Azurea se estremeció, no podía imaginar qué sería de ella si encima de todo el fuego hubiera consumido los libros de su padre. Era el único con quien compartía su ateísmo, el que la había convencido de que podía despotricar con él toda su inconformidad sobre la ley, la religión y la clase gobernante, pero nunca ante testigos, ni siquiera ante Lessia, a menos que quisiera que toda la familia fuera a parar ante el Rakón, acusada de herejía. Tampoco debía revelar que sabía leer, no tendría manera de explicar dónde obtuvo el conocimiento.

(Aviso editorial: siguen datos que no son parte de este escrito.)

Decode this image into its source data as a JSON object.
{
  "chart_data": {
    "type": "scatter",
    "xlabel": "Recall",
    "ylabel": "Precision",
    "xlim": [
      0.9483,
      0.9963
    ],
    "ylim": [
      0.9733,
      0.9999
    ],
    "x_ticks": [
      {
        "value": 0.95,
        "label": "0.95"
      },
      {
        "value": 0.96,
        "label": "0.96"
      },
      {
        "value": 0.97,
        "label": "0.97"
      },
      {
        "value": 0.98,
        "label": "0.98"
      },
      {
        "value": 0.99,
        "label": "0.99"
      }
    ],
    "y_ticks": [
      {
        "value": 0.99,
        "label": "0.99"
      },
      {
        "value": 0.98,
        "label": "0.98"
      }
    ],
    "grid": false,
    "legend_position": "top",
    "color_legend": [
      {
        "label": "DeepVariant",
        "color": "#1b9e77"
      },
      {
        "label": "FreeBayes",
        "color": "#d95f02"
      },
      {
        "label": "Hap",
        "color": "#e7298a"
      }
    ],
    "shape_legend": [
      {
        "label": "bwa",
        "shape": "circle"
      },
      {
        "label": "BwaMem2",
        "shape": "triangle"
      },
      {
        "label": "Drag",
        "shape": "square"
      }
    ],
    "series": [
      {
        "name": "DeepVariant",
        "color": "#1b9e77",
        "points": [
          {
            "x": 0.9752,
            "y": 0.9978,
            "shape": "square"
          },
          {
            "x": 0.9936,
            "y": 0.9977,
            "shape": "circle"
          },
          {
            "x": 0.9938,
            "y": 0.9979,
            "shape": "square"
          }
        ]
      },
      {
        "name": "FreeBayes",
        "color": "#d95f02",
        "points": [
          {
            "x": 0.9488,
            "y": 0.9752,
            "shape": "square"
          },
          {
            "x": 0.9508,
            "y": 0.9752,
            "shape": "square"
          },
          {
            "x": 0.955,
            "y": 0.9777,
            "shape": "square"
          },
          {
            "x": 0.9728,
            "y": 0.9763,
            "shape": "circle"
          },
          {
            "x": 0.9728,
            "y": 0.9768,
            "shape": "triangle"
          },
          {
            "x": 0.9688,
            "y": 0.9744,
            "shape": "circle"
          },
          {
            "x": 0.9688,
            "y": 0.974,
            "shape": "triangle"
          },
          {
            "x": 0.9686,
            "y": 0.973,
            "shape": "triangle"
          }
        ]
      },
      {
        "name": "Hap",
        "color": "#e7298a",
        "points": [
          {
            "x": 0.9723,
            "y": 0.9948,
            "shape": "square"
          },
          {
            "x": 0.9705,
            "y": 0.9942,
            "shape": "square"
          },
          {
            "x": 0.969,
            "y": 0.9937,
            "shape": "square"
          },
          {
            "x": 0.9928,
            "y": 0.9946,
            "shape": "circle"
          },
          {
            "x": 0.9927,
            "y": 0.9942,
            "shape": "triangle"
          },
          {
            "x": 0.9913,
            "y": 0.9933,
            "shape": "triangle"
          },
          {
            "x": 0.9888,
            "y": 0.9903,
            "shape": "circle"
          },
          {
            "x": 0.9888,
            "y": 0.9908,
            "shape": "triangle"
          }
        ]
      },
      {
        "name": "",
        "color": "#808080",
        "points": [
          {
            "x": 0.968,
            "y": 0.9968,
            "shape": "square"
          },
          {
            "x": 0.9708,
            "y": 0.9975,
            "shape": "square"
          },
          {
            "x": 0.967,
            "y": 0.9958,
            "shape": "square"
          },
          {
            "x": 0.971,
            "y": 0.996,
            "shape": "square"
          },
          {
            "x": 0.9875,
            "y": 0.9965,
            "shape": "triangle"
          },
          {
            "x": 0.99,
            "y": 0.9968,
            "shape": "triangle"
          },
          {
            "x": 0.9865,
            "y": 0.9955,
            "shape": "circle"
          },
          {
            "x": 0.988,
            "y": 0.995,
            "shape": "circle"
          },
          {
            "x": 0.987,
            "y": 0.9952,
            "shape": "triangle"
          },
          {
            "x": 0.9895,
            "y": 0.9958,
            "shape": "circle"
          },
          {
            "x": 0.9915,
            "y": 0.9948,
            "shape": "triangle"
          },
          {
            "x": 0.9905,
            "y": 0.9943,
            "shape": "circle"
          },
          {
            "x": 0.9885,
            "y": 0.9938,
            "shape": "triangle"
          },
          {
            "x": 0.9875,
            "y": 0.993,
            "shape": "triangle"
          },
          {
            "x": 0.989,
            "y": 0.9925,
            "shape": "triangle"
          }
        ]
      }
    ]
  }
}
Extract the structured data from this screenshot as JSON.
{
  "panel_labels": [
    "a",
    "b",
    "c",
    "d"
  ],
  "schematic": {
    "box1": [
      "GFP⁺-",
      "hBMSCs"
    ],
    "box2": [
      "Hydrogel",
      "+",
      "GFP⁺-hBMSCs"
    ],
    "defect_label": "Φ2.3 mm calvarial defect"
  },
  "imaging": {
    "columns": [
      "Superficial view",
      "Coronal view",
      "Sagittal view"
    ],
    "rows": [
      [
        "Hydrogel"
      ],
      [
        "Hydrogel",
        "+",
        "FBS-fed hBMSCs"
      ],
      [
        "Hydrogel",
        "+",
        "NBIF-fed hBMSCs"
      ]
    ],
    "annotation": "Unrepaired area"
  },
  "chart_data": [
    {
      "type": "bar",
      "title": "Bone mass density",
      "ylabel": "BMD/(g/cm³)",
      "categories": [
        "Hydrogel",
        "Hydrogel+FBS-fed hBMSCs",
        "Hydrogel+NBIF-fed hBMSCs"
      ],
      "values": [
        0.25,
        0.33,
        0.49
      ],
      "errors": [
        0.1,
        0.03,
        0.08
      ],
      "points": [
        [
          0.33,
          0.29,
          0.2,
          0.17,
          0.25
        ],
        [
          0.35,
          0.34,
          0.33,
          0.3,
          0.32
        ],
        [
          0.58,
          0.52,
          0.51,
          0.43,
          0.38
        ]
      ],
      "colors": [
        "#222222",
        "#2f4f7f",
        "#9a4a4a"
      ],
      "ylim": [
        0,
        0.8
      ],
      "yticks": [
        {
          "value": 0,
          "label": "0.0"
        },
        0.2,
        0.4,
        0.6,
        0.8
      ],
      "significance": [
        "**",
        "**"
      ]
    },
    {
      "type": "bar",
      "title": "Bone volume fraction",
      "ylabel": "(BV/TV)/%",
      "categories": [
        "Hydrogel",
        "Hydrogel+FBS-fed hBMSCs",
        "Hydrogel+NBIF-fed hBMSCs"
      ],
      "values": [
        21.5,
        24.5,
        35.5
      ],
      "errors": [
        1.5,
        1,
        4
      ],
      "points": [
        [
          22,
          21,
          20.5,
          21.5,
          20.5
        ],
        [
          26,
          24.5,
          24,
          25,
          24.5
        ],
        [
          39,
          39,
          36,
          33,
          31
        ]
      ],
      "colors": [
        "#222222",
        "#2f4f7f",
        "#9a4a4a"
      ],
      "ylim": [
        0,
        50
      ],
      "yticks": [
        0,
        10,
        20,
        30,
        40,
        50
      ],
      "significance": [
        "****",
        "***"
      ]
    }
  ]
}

—Lo haremos esta noche, cuando tu hermana no sospeche.

—De acuerdo.

—Ahora ve y descansa todo lo que puedas, mañana tu hermana y tú deben ir al puerto y al mercado a recolectar las cuerdas, provisiones y herramientas que Ariepa y Gale Verd’u me ofrecieron.

La sola mención del nombre del muchacho erizó las plumas de Azurea.

—¿Más créditos?

—No. Han dado a entender que no nos cobrarán.

—¿No puede ir Lessia sola? —«Yo solo haré el mal tercio».

—No puede cargar con todo, cielo.

—Claro —murmuró ceñuda. «Como tampoco puede limpiar los excrementos de wek porque huelen mal, ni disparar un arco porque le duelen los dedos…».— ¿Y si la acompaña su amiga Val?

—Zuri…

—Está bien. Iré —soltó un gruñido. No sabía qué le molestaba más, si tener que estar presente cuando Gale volviera a ver a Lessia o este acto caritativo de su parte que de pronto le parecía todo menos desinteresado. Era más fácil proyectar su culpa y su mal humor en Lessia que ser la hermana que acepta con alegría su lugar en la familia, la que calla sus celos porque debe anteponer el amor fraterno a cualquier sueño de adolescente. Ni siquiera tenía derecho a fijarse en los hombres hasta que su hermana estuviera emparejada según las tradiciones.

—Vuelve adentro, come tu avena. Iremos al escondite después.

—¿Me dirás también cómo me encontraron?

—Haré eso y mucho más, es hora de que te cuente algunas verdades.